Opinion|Videos|June 23, 2026

Red Flags for Misdiagnosed Type 2, When to Order Antibodies and C‑Peptide

Spot hidden type 1/LADA in overweight adults: learn key red flags, and how autoantibodies plus C-peptide guide accurate diagnosis.

Experts describe clinical warning signs that should prompt reconsideration of a type 2 diabetes label and outline how autoantibody and C‑peptide testing can help differentiate type 1 and autoimmune diabetes in adults.

In this segment, Samson shifts the focus from baseline phenotype to dynamic clinical clues that may signal a misdiagnosis of type 2 diabetes. She discusses scenarios in which patients with presumed type 2 diabetes exhibit poor response to noninsulin therapies despite strong adherence, rapidly progress to insulin dependence within a few years of diagnosis, or require very high insulin doses (eg, >2 units/kg) suggestive of extreme insulin resistance or another underlying process.

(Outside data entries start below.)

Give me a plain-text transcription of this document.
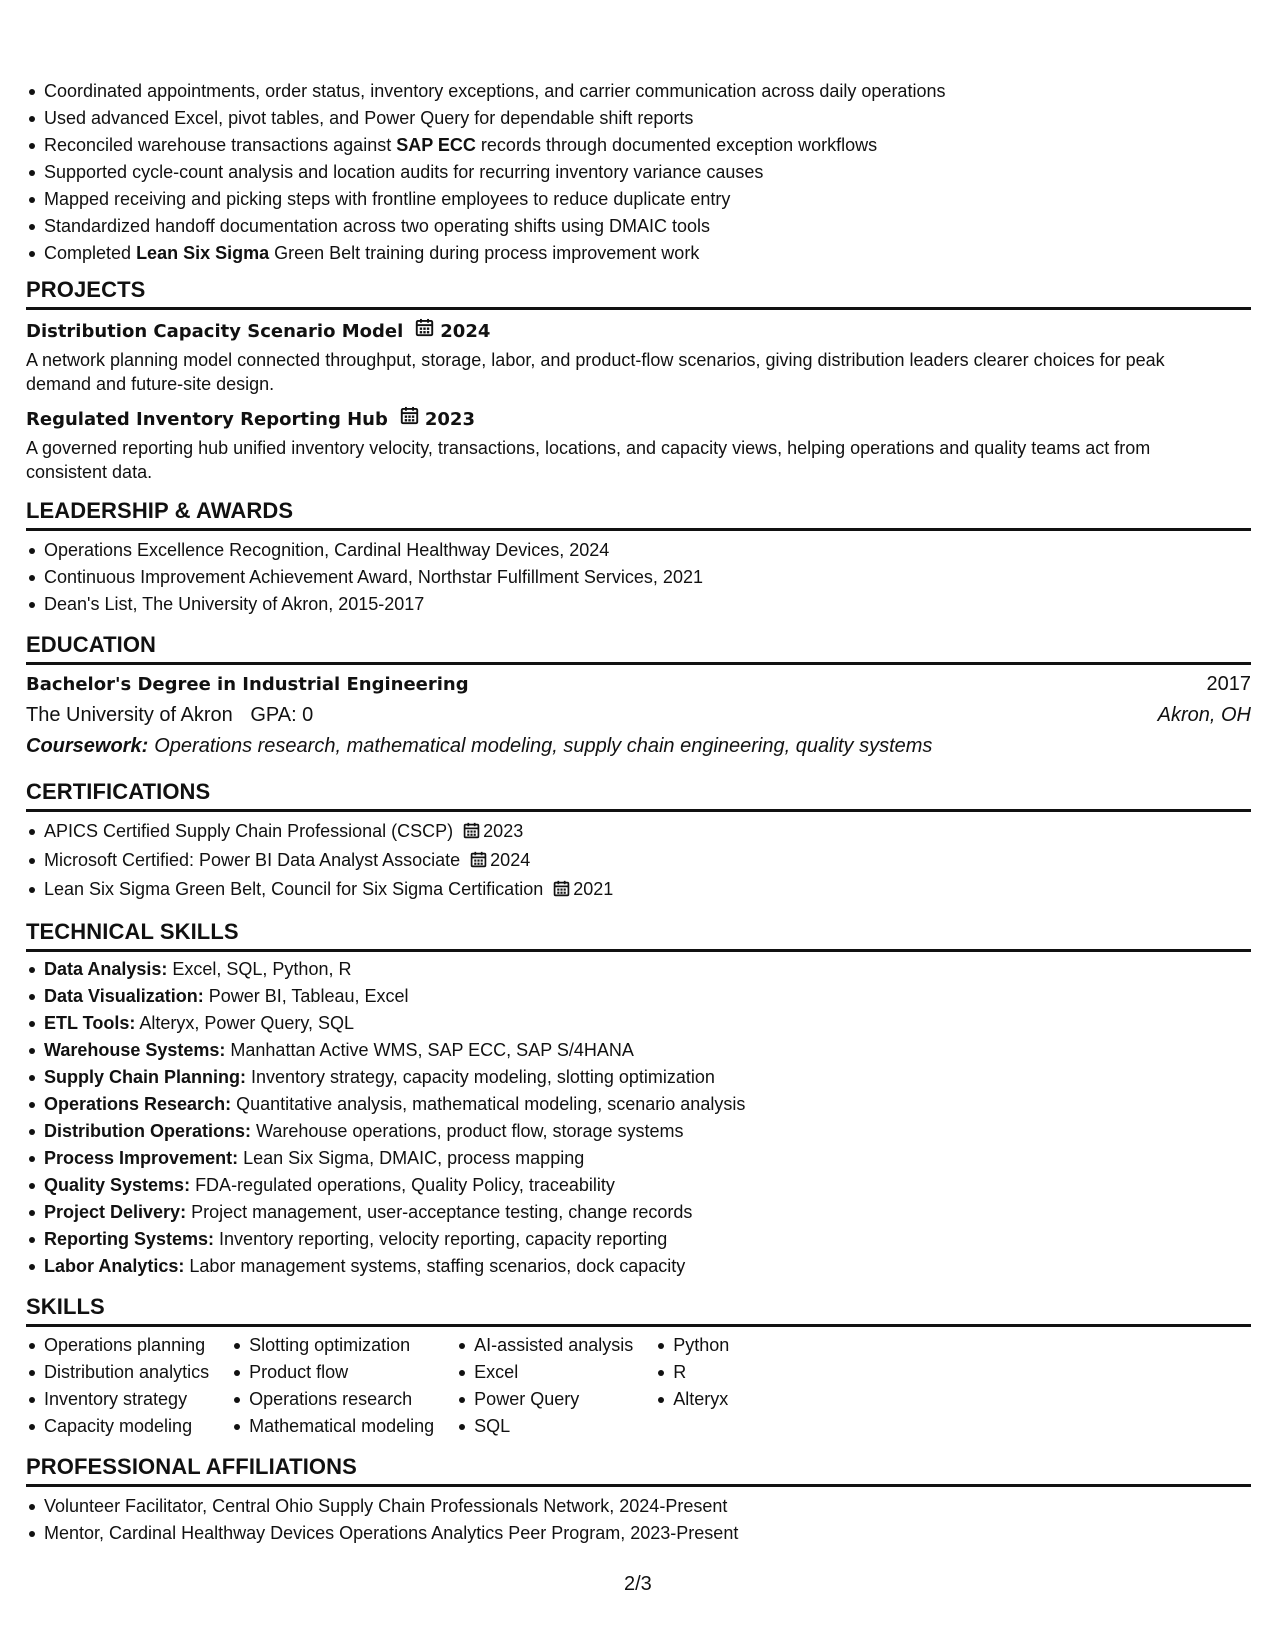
Coordinated appointments, order status, inventory exceptions, and carrier communication across daily operations
Used advanced Excel, pivot tables, and Power Query for dependable shift reports
Reconciled warehouse transactions against SAP ECC records through documented exception workflows
Supported cycle-count analysis and location audits for recurring inventory variance causes
Mapped receiving and picking steps with frontline employees to reduce duplicate entry
Standardized handoff documentation across two operating shifts using DMAIC tools
Completed Lean Six Sigma Green Belt training during process improvement work
PROJECTS
Distribution Capacity Scenario Model 2024
A network planning model connected throughput, storage, labor, and product-flow scenarios, giving distribution leaders clearer choices for peak demand and future-site design.
Regulated Inventory Reporting Hub 2023
A governed reporting hub unified inventory velocity, transactions, locations, and capacity views, helping operations and quality teams act from consistent data.
LEADERSHIP & AWARDS
Operations Excellence Recognition, Cardinal Healthway Devices, 2024
Continuous Improvement Achievement Award, Northstar Fulfillment Services, 2021
Dean's List, The University of Akron, 2015-2017
EDUCATION
Bachelor's Degree in Industrial Engineering	2017
The University of Akron GPA: 0	Akron, OH
Coursework: Operations research, mathematical modeling, supply chain engineering, quality systems
CERTIFICATIONS
APICS Certified Supply Chain Professional (CSCP) 2023
Microsoft Certified: Power BI Data Analyst Associate 2024
Lean Six Sigma Green Belt, Council for Six Sigma Certification 2021
TECHNICAL SKILLS
Data Analysis: Excel, SQL, Python, R
Data Visualization: Power BI, Tableau, Excel
ETL Tools: Alteryx, Power Query, SQL
Warehouse Systems: Manhattan Active WMS, SAP ECC, SAP S/4HANA
Supply Chain Planning: Inventory strategy, capacity modeling, slotting optimization
Operations Research: Quantitative analysis, mathematical modeling, scenario analysis
Distribution Operations: Warehouse operations, product flow, storage systems
Process Improvement: Lean Six Sigma, DMAIC, process mapping
Quality Systems: FDA-regulated operations, Quality Policy, traceability
Project Delivery: Project management, user-acceptance testing, change records
Reporting Systems: Inventory reporting, velocity reporting, capacity reporting
Labor Analytics: Labor management systems, staffing scenarios, dock capacity
SKILLS
Operations planning
Distribution analytics
Inventory strategy
Capacity modeling
Slotting optimization
Product flow
Operations research
Mathematical modeling
AI-assisted analysis
Excel
Power Query
SQL
Python
R
Alteryx
PROFESSIONAL AFFILIATIONS
Volunteer Facilitator, Central Ohio Supply Chain Professionals Network, 2024-Present
Mentor, Cardinal Healthway Devices Operations Analytics Peer Program, 2023-Present
2/3
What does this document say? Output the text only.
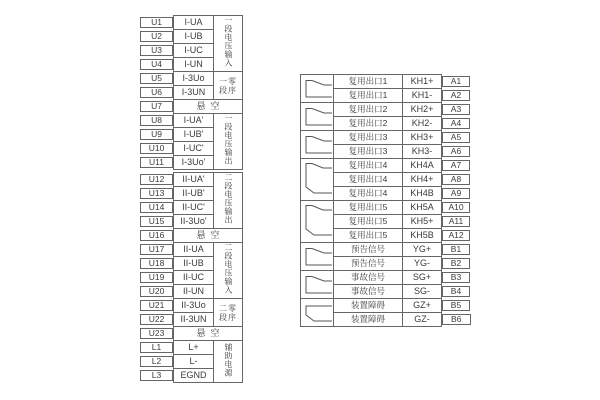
U1	I-UA	一段电压输入

U2	I-UB	

U3	I-UC	

U4	I-UN	

U5	I-3Uo	一零
段序

U6	I-3UN	

U7	悬空	

U8	I-UA'	一段电压输出

U9	I-UB'	

U10	I-UC'	

U11	I-3Uo'	
U12	II-UA'	二段电压输出

U13	II-UB'	

U14	II-UC'	

U15	II-3Uo'	

U16	悬空	

U17	II-UA	二段电压输入

U18	II-UB	

U19	II-UC	

U20	II-UN	

U21	II-3Uo	二零
段序

U22	II-3UN	

U23	悬空	

L1	L+	辅助电源

L2	L-	

L3	EGND	
	复用出口1	KH1+	A1

	复用出口1	KH1-	A2

	复用出口2	KH2+	A3

	复用出口2	KH2-	A4

	复用出口3	KH3+	A5

	复用出口3	KH3-	A6

	复用出口4	KH4A	A7

	复用出口4	KH4+	A8

	复用出口4	KH4B	A9

	复用出口5	KH5A	A10

	复用出口5	KH5+	A11

	复用出口5	KH5B	A12

	预告信号	YG+	B1

	预告信号	YG-	B2

	事故信号	SG+	B3

	事故信号	SG-	B4

	装置障碍	GZ+	B5

	装置障碍	GZ-	B6
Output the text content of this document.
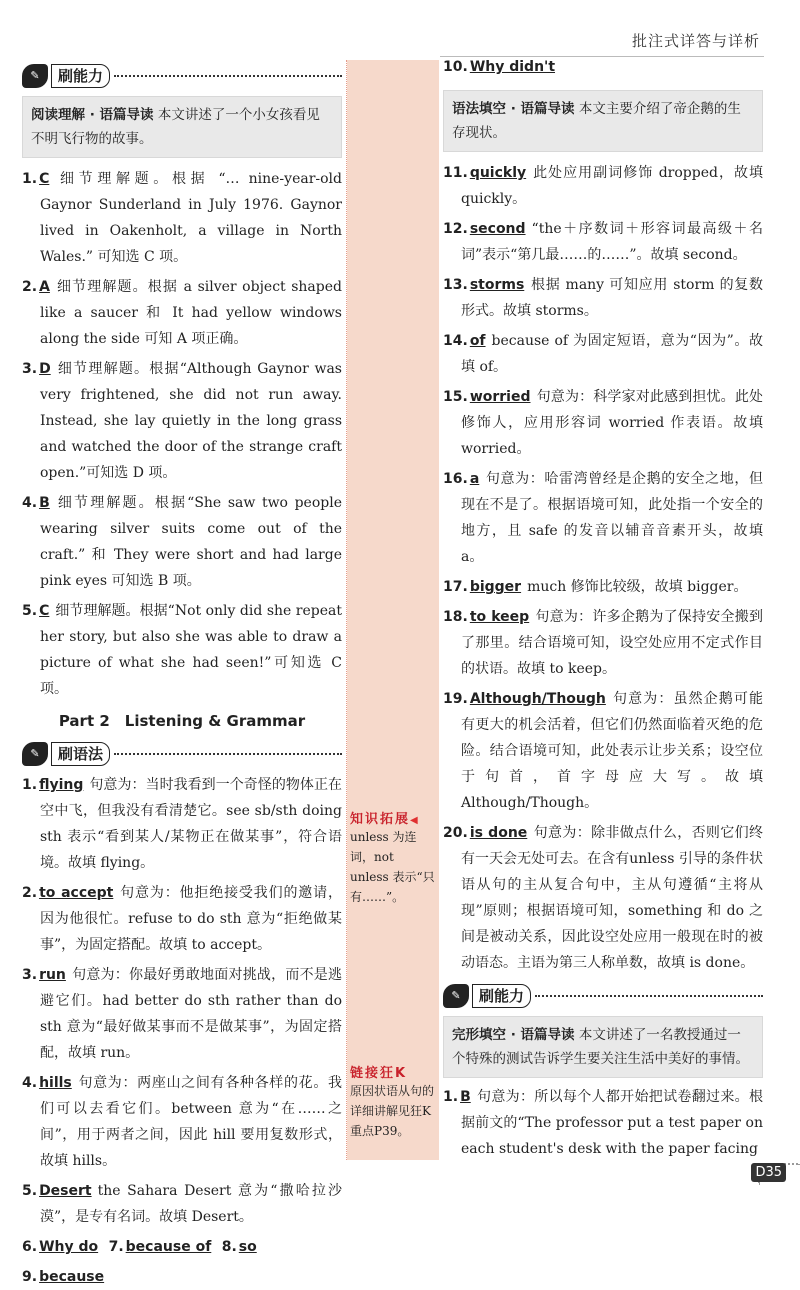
批注式详答与详析
✎	刷能力
阅读理解 · 语篇导读 本文讲述了一个小女孩看见不明飞行物的故事。
1. C 细节理解题。根据 “… nine-year-old Gaynor Sunderland in July 1976. Gaynor lived in Oakenholt, a village in North Wales.” 可知选 C 项。
2. A 细节理解题。根据 a silver object shaped like a saucer 和 It had yellow windows along the side 可知 A 项正确。
3. D 细节理解题。根据“Although Gaynor was very frightened, she did not run away. Instead, she lay quietly in the long grass and watched the door of the strange craft open.”可知选 D 项。
4. B 细节理解题。根据“She saw two people wearing silver suits come out of the craft.” 和 They were short and had large pink eyes 可知选 B 项。
5. C 细节理解题。根据“Not only did she repeat her story, but also she was able to draw a picture of what she had seen!”可知选 C 项。
Part 2　Listening & Grammar
✎	刷语法
1. flying 句意为：当时我看到一个奇怪的物体正在空中飞，但我没有看清楚它。see sb/sth doing sth 表示“看到某人/某物正在做某事”，符合语境。故填 flying。
2. to accept 句意为：他拒绝接受我们的邀请，因为他很忙。refuse to do sth 意为“拒绝做某事”，为固定搭配。故填 to accept。
3. run 句意为：你最好勇敢地面对挑战，而不是逃避它们。had better do sth rather than do sth 意为“最好做某事而不是做某事”，为固定搭配，故填 run。
4. hills 句意为：两座山之间有各种各样的花。我们可以去看它们。between 意为“在……之间”，用于两者之间，因此 hill 要用复数形式，故填 hills。
5. Desert the Sahara Desert 意为“撒哈拉沙漠”，是专有名词。故填 Desert。
6. Why do 7. because of 8. so
9. because
知识拓展◀
unless 为连词，not unless 表示“只有……”。
链接狂K
原因状语从句的详细讲解见狂K重点P39。
10. Why didn't
语法填空 · 语篇导读 本文主要介绍了帝企鹅的生存现状。
11. quickly 此处应用副词修饰 dropped，故填 quickly。
12. second “the＋序数词＋形容词最高级＋名词”表示“第几最……的……”。故填 second。
13. storms 根据 many 可知应用 storm 的复数形式。故填 storms。
14. of because of 为固定短语，意为“因为”。故填 of。
15. worried 句意为：科学家对此感到担忧。此处修饰人，应用形容词 worried 作表语。故填 worried。
16. a 句意为：哈雷湾曾经是企鹅的安全之地，但现在不是了。根据语境可知，此处指一个安全的地方，且 safe 的发音以辅音音素开头，故填 a。
17. bigger much 修饰比较级，故填 bigger。
18. to keep 句意为：许多企鹅为了保持安全搬到了那里。结合语境可知，设空处应用不定式作目的状语。故填 to keep。
19. Although/Though 句意为：虽然企鹅可能有更大的机会活着，但它们仍然面临着灭绝的危险。结合语境可知，此处表示让步关系；设空位于句首，首字母应大写。故填 Although/Though。
20. is done 句意为：除非做点什么，否则它们终有一天会无处可去。在含有unless 引导的条件状语从句的主从复合句中，主从句遵循“主将从现”原则；根据语境可知，something 和 do 之间是被动关系，因此设空处应用一般现在时的被动语态。主语为第三人称单数，故填 is done。
✎	刷能力
完形填空 · 语篇导读 本文讲述了一名教授通过一个特殊的测试告诉学生要关注生活中美好的事情。
1. B 句意为：所以每个人都开始把试卷翻过来。根据前文的“The professor put a test paper on each student's desk with the paper facing
D35
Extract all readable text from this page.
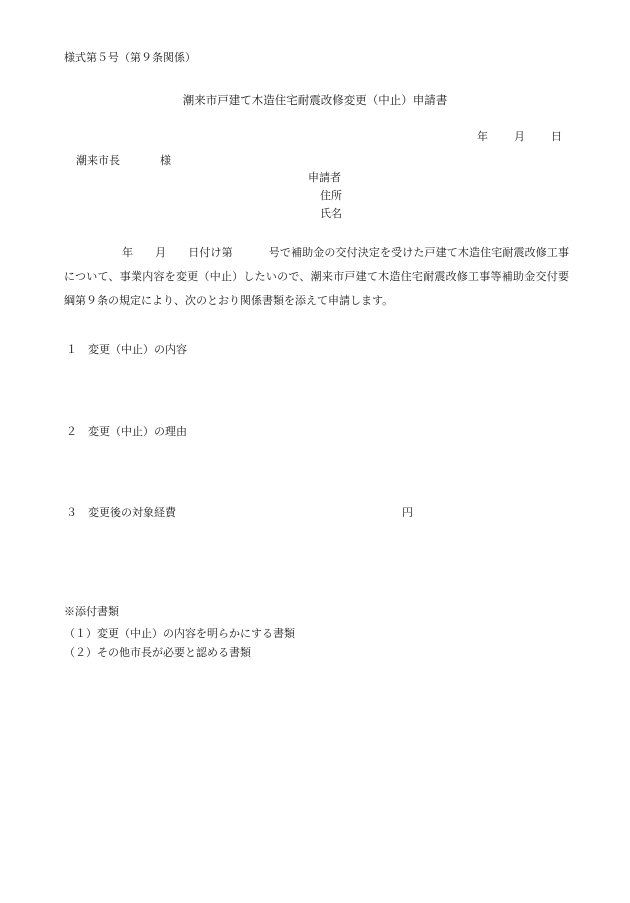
様式第５号（第９条関係）
潮来市戸建て木造住宅耐震改修変更（中止）申請書
年 月 日
潮来市長	様
申請者
住所
氏名
年 月 日付け第	号で補助金の交付決定を受けた戸建て木造住宅耐震改修工事について、事業内容を変更（中止）したいので、潮来市戸建て木造住宅耐震改修工事等補助金交付要綱第９条の規定により、次のとおり関係書類を添えて申請します。
１ 変更（中止）の内容
２ 変更（中止）の理由
３ 変更後の対象経費	円
※添付書類
（１）変更（中止）の内容を明らかにする書類
（２）その他市長が必要と認める書類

Additional red flags include the development of ketosis, particularly in the setting of sodium-glucose cotransporter 2 (SGLT2) inhibitor use, and lack of expected response to oral hypoglycemic agents such as metformin or insulin secretagogues. Samson notes that these patterns should trigger clinicians to question whether the original diagnosis of type 2 diabetes is correct.

Umpierrez then details how autoantibody testing and C‑peptide measurement are integrated into the 2026 AACE classification algorithm when type 1 diabetes or latent autoimmune diabetes in adults (LADA) is suspected. He explains that glutamic acid decarboxylase 65 (GAD65) antibodies are the most commonly used and often remain detectable in adults, including those with LADA. Additional autoantibodies include those against IA‑2, zinc transporter 8, and insulin. He cautions that up to 10% of patients with type 1 diabetes may be antibody-negative and that immunosuppressive therapies, including corticosteroids, can mask antibody positivity. When testing for insulin autoantibodies, he emphasizes that patients must be insulin-naive; exogenous insulin exposure can itself induce autoantibody formation.

Regarding C‑peptide, Samson and Umpierrez explain that its interpretation must be contextualized with simultaneous glucose levels and recent glycemic control. Umpierrez notes that severe hyperglycemia or recent diabetic ketoacidosis can suppress endogenous insulin secretion—a phenomenon of glucose toxicity—leading to transiently low C‑peptide levels.

The 2026 AACE algorithm, aligned with recommendations from major diabetes societies, considers a low C‑peptide (eg, <200 pmol/L) coupled with at least 1 positive autoantibody as supportive of type 1 diabetes in adults, particularly at very low C‑peptide levels (<35 pmol/L) after age 35 years. By contrast, a C‑peptide concentration greater than approximately 600 pmol/L suggests type 2 diabetes, with intermediate levels requiring integration of clinical features, family history, and autoantibody results. Through this framework, Samson and Umpierrez illustrate how the algorithm operationalizes laboratory tools to refine diabetes classification beyond phenotype alone.